There is one caveat to using this integration point: Terraform’s developers do not consider the state file format to be a public interface. So they reserve the right to make breaking changes that to the state format that aren’t reflected as breaking in the version number. That said… in practice, the state file format hasn’t changed often so far. Also, if they do, the concept of state is so fundamental to Terraform that there will also be some mechanism for storing it. So if it does change, there will be a way for our Ansible integration to follow along.

Ansible Dynamic Inventory

You can find this part of the solution at https://github.com/nbering/terraform-inventory/.

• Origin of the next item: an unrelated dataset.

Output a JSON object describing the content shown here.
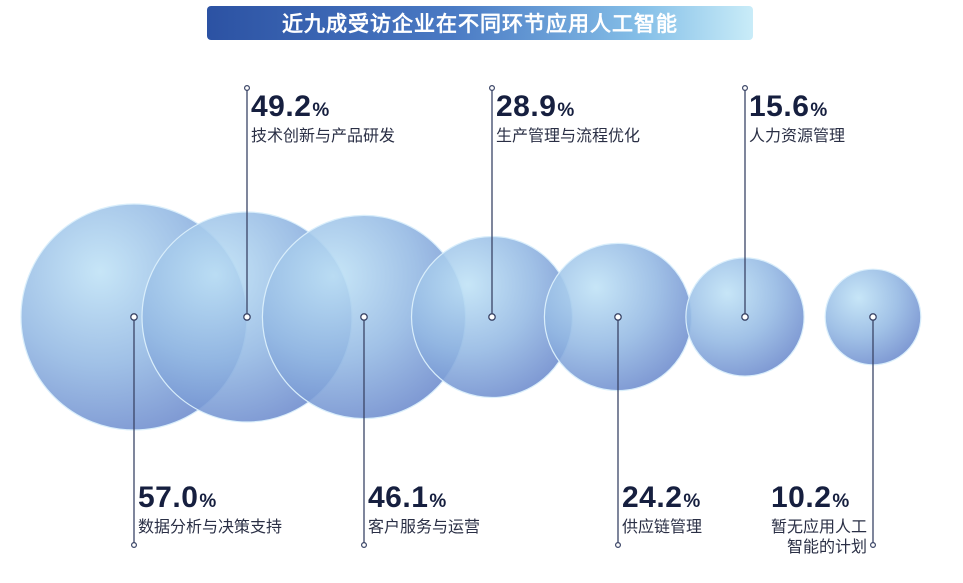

This part is just a simple script that shells out to terraform state pull to retrieve the JSON state data, and then just finds the records that are ansible_host resources, and assembles them in a way that Ansible can understand… like this (formed from the json state data in the previous section):

{
  "web": [
    "www.example.com"
  ],
  "all": [
    "www.example.com",
    "db.example.com"
  ],
  "db": [
    "db.example.com"
  ],
  "_meta": {
    "hostvars": {
      "db.example.com": {
        "fooo": "ccc",
        "bar": "ddd"
      },
      "www.example.com": {
        "fooo": "aaa",
        "bar": "bbb"
      }
    }
  },
  "example": [
    "www.example.com",
    "db.example.com"
  ]
}

Ansible’s dynamic inventory feature is designed to detect that the inventory file is not a flat text file, but a script or executable. If it is executable, Ansible will run it, and parse the standard out as the above JSON format. Here’s an example of a command using this feature:

ansible-playbook -i /etc/ansible/terraform.py playbook.yml

When using a dynamic inventory script like this, we are normally giving up support for the plain text host file. While this is true in the traditional sense, we still gain some backwards compatibility because the Terraform ansible_host resource does not need to represent a server managed by Terraform. This allows you to mix-and-match Terraform-managed resources with your on-premises, manually-configured or legacy systems.

Conclusion

By using the plugin and state storage mechanisms of Terraform, and the dynamic inventory feature of Ansible, we can automate the integration of the two very nicely.